Lack of Alternative Remedies
Defendants argued that the fact that Hoag Memorial may be left with no remedy if the state law claims are preempted is irrelevant to the determination of preemption since preemption is not dependent on the availability of remedies. The Supreme Court stated in
Pilot Life
that the federal scheme of including some remedies and excluding others would be undermined if participants or beneficiaries could pursue state law remedies.
Pilot Life,
481 U.S. at 54, 107 S.Ct. at 1556. While this is true, the analysis shifts if the complainant is neither a participant nor a beneficiary but a third-party independent health care provider. In such a case, the third party’s lack of remedies is certainly important.
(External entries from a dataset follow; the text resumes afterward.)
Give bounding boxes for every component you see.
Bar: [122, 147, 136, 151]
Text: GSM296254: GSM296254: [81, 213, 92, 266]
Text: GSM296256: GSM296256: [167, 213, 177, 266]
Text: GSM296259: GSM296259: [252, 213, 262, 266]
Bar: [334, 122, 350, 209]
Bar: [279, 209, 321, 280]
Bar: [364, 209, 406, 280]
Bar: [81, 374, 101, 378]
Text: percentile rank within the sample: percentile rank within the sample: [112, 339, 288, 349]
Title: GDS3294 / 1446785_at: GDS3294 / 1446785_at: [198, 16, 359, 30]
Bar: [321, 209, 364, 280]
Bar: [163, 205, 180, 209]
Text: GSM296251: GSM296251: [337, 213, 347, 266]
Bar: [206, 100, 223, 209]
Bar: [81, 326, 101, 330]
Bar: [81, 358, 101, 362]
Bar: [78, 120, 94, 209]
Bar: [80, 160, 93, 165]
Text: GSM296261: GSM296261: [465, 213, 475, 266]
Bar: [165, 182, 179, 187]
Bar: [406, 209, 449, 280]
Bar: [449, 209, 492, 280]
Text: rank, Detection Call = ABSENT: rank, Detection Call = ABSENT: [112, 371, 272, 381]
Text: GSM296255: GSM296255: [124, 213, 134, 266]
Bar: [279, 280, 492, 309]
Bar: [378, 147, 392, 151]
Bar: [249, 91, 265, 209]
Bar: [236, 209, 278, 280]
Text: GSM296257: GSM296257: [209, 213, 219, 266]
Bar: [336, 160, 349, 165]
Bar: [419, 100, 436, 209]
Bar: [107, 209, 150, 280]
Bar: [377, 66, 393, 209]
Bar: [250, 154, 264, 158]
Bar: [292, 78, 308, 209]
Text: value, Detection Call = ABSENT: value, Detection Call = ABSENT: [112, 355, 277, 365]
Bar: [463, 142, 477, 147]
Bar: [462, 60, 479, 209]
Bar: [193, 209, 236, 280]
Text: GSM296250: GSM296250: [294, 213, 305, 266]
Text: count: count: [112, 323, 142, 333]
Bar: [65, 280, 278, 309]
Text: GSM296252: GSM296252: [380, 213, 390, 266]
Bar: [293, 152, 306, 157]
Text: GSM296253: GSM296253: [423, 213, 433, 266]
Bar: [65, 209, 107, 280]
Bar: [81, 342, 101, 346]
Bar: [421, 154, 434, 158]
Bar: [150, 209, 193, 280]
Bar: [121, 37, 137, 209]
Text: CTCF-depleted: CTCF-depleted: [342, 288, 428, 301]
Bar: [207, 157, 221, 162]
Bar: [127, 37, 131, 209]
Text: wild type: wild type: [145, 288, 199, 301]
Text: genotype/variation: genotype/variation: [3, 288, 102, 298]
As the Fifth Circuit observed in
Memorial Hospital,
Congress struck a bargain in ERISA. While employees relinquished many former state and federal law rights, they gained many important protections under ERISA. However, third-party health care providers were never invited to partake in this compact. 904 F.2d at 249. They should not be denied the right to seek a remedy to redress their wrong.
III. CONCLUSION
While the power of ERISA’s preemptive provision is indeed strong, its sweep should not be allowed to ensnarl the claims of a non-ERISA entity suing under state law not to recover benefits under the terms of the plan but rather to recover for misrepresentations that it would be paid those benefits. Insurance companies and plan administrators must recognize the implications of their unqualified verifications of coverage. When
they assure third-party health care providers that the plan will pay for the cost of the care and treatment provided, they are creating independent obligations of the plan. Insurance companies and ERISA plans should not be immunized from suit for their careless or erroneous misrepresentations of coverage.
Hoag Memorial’s claims for fraud and deceit, negligent misrepresentation, and estop-pel are remanded to the Superior Court of the State of California for Orange County.